Sometimes, I sit, and let the sound of whatever music I’m listening to wash over me. In those unguarded moments, my heart fills to its brim and my soul let’s out a gasp, as though it’d been holding it’s breath, stuck drowning, beneath the endless hurry and noise of my life.
It’s a short moment, a quiet one, and often, terrifying.
As the music rolls on, I feel an opening in my heart, and a spilling out of all that I’ve held back. If unguarded long enough, tears roll down, and I’m filled with a completely inexplicable sadness. It is usually there that I hastily stitch my soul back together, and cram as much emotion back inside, afraid the tsunami of all that I carry will wash me away.

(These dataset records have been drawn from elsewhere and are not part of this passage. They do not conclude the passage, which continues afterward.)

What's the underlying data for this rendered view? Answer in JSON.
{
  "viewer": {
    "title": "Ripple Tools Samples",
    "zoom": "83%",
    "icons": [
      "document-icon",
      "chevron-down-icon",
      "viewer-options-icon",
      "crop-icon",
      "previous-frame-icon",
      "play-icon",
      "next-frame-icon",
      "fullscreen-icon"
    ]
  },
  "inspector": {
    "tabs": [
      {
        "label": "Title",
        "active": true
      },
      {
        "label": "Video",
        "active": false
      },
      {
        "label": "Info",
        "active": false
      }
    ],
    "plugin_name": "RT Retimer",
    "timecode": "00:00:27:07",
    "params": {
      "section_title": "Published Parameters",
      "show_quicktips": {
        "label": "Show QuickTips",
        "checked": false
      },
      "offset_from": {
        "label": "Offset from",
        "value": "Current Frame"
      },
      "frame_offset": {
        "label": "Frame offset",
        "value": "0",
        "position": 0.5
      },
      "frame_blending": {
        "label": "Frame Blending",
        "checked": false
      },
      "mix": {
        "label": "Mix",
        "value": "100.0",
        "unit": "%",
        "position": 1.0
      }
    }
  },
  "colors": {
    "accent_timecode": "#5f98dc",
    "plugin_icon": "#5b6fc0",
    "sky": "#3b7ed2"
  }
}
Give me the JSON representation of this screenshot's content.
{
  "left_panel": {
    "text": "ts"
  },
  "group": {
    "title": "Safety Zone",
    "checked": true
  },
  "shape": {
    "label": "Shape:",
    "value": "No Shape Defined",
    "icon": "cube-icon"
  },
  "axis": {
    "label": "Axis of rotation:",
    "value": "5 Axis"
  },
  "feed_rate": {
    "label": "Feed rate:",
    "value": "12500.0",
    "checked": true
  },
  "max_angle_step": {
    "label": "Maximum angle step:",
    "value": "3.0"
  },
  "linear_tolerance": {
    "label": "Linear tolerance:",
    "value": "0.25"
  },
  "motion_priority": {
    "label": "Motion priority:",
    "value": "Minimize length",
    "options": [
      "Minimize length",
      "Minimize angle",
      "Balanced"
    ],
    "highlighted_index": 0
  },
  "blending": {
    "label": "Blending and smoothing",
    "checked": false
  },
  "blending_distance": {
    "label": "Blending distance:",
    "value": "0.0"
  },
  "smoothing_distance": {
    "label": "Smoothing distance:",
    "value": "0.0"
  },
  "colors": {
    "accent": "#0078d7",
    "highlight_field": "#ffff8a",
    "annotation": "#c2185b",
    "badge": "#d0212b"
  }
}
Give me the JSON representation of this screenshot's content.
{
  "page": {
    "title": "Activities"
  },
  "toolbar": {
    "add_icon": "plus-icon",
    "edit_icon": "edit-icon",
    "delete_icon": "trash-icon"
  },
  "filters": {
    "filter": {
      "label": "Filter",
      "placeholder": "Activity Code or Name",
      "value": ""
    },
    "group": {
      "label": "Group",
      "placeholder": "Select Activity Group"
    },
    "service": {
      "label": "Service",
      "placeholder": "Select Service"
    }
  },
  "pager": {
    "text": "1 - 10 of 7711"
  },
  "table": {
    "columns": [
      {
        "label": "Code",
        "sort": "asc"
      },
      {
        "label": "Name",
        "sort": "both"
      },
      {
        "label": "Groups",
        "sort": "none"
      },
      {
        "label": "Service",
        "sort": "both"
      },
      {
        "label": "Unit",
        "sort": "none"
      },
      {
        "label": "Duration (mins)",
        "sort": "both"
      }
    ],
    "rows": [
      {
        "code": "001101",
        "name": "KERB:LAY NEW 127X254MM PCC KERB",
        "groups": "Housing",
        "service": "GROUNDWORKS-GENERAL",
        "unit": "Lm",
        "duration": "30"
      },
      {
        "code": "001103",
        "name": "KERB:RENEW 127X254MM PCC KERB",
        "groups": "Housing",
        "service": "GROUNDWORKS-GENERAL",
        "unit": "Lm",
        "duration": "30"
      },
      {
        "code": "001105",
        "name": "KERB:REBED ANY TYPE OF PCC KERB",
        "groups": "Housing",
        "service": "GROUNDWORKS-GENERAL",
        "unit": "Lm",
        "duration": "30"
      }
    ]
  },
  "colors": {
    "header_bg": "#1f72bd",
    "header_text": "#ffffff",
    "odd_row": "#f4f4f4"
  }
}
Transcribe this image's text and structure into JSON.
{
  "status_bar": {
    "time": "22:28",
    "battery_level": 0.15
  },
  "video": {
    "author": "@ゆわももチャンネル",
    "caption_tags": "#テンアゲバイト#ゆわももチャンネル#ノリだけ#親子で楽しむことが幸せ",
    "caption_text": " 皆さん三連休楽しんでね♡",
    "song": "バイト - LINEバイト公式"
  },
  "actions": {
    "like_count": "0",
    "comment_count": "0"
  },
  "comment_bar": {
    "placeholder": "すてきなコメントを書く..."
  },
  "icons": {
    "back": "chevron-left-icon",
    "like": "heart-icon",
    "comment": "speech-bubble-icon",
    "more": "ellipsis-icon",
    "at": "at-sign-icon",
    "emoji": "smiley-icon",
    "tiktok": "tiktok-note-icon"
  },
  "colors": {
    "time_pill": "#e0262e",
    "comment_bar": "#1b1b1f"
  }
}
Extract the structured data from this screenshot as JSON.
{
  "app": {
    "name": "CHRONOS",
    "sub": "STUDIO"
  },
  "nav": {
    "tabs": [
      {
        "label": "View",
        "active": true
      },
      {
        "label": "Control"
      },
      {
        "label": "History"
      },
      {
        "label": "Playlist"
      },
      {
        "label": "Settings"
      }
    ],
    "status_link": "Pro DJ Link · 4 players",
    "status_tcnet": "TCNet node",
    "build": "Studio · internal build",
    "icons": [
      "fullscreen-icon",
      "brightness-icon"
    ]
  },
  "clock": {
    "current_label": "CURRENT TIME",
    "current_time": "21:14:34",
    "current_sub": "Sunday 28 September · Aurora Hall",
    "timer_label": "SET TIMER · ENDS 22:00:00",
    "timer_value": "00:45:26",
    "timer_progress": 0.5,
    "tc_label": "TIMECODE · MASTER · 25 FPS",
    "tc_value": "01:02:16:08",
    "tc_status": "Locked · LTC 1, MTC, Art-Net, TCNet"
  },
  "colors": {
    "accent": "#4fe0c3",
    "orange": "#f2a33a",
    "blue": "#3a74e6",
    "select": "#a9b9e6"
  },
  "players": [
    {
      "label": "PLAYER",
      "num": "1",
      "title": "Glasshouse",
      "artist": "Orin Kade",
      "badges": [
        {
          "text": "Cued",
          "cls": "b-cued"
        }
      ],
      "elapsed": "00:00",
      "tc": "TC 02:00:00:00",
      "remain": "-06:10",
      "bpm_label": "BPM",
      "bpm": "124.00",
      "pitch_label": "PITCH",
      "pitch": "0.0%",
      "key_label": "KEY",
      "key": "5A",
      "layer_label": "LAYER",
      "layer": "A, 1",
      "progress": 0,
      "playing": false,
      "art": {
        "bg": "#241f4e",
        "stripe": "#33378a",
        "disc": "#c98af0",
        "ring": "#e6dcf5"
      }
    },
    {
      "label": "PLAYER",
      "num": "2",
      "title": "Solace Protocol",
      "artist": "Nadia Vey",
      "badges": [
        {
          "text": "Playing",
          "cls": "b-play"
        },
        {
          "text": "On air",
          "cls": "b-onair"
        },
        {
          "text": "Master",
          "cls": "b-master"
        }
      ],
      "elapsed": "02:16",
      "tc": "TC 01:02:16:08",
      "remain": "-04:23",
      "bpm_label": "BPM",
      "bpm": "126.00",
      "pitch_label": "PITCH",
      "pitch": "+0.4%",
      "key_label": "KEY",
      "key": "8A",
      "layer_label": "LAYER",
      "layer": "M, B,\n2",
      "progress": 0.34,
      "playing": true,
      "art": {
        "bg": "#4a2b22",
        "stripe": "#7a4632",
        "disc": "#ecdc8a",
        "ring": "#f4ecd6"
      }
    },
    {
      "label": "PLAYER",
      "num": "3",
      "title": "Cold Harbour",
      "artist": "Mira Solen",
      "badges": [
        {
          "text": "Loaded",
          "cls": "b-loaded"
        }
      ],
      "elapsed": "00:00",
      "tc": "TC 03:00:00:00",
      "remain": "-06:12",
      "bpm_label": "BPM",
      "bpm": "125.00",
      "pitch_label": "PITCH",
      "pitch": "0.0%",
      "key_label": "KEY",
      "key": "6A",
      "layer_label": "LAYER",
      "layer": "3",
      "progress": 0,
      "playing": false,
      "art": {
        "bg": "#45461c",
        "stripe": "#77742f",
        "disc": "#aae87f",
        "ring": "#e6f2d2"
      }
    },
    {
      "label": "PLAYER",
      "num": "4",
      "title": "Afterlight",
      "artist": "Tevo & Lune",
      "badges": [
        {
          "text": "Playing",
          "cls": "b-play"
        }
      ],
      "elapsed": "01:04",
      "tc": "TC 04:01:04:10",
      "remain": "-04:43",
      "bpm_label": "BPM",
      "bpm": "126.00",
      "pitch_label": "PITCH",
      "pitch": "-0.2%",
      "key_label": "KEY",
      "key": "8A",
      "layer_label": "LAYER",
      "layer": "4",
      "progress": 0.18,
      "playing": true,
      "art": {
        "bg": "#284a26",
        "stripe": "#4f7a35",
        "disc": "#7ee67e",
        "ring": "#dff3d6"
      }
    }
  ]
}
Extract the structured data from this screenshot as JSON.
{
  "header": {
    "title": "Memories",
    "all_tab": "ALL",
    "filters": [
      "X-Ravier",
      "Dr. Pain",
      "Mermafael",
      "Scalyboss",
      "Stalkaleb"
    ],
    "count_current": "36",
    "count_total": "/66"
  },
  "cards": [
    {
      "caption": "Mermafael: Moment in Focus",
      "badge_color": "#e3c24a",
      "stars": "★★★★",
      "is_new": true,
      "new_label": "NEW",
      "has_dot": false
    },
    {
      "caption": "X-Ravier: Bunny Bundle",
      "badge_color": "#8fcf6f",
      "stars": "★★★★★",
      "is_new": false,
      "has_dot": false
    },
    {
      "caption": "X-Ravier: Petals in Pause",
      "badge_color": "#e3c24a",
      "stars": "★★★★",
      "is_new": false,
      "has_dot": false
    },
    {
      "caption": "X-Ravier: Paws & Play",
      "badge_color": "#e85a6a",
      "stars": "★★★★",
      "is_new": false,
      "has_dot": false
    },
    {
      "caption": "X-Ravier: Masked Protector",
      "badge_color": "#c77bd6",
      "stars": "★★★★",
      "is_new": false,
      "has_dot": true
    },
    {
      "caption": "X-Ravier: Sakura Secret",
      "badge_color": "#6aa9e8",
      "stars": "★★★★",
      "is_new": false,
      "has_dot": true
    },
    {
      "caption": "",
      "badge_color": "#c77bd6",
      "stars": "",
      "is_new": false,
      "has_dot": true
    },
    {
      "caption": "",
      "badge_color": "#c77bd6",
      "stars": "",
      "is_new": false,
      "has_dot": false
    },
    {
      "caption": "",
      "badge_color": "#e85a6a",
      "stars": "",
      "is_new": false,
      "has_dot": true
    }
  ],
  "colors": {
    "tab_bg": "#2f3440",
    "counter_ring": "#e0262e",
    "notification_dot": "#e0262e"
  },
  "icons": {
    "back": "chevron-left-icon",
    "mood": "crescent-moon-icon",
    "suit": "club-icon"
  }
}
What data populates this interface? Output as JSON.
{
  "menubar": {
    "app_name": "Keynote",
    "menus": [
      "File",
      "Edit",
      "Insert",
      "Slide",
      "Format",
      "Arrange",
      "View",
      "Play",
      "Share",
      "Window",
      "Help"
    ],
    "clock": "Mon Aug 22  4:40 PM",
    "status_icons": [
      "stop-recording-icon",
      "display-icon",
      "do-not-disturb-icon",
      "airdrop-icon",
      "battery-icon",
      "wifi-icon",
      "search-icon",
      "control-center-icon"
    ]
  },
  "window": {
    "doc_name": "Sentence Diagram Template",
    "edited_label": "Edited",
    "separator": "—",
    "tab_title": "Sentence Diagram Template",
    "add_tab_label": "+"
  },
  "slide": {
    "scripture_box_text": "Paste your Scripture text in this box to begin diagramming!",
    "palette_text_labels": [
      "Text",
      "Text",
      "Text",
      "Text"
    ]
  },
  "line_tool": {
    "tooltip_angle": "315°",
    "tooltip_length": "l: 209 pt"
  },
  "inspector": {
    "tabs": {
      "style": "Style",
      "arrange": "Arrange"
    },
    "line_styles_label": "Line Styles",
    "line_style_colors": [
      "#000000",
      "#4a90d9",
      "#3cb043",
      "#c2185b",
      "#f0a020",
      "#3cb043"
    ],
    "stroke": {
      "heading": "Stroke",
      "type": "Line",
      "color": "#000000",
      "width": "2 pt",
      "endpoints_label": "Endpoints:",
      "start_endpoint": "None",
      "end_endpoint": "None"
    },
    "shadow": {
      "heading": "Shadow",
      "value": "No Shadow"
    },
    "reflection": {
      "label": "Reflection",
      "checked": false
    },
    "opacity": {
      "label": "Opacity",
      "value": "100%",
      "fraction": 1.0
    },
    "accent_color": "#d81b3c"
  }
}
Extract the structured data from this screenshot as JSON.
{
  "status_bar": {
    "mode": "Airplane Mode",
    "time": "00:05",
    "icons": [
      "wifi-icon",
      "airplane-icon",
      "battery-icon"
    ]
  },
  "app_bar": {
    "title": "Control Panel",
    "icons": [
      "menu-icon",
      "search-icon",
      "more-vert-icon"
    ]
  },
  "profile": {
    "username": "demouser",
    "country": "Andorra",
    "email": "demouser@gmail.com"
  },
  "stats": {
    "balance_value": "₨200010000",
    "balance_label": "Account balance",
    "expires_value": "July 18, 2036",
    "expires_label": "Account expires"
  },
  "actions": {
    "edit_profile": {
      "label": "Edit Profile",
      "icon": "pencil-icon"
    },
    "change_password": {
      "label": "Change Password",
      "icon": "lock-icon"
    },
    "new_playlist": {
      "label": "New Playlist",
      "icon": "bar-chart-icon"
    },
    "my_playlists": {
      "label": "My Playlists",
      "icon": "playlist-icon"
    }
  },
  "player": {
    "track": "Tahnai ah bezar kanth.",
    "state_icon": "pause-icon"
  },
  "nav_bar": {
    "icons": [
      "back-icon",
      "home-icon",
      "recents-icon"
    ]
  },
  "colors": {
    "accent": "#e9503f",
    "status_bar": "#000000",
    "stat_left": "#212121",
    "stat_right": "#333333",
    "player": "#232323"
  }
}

I cannot be alone in this. I know I’m not alone in this, for I’ve found a place where I can safely unpack, piece by piece, and where I am slowly allowing myself to pour out in these quiet moments. A small room, that smells of disinfectant and glue, where the chairs aren’t very comfortable, and where temporary dividers hide children’s toys that must remain in the room for the programing during the week. We file in, quietly at first, until the laughter and conversation reaches it’s crescendo. We share, and we each pick a stitch open on our hearts, and allow a trickle of sorrow, of joy, of fear, of anger… to bleed out into our sacred space.
At times it’s messy… one stitch gives way to three, and a flood of heartache washes over us all. The difference is we aren’t alone. I’m not as frightened by the wave of fear and sorrow when they hold my hand.
Perspective is everything, and on this sea of life, I quickly realize that my storms aren’t nearly as frightening as others, and that perhaps, I can paddle out from under my rain cloud long enough to help piece a friend’s vessel back together. This journey together over the waves of life gives me hope, and when we each paddle our way back to our own shores, I catch myself mourning.
My soul aches for this, not just once or twice a week, but daily. I need to moor my vessel with others if I am to get through this in one piece. Yet my vision is so cloudy that I cannot begin to imagine how that looks. Does it look like living together? Does it look like table fellowship? Does it look like what we already have?
And I feel the need for collective imagination, of dreaming together of what we need, what we want, and how we can best live out this journey together. So until then, I’ll stitch my heart back up, and wait until Sunday… when I feel safest to journey into the depths of myself, and have a hand to hold.
And pray that we can begin to imagine……together.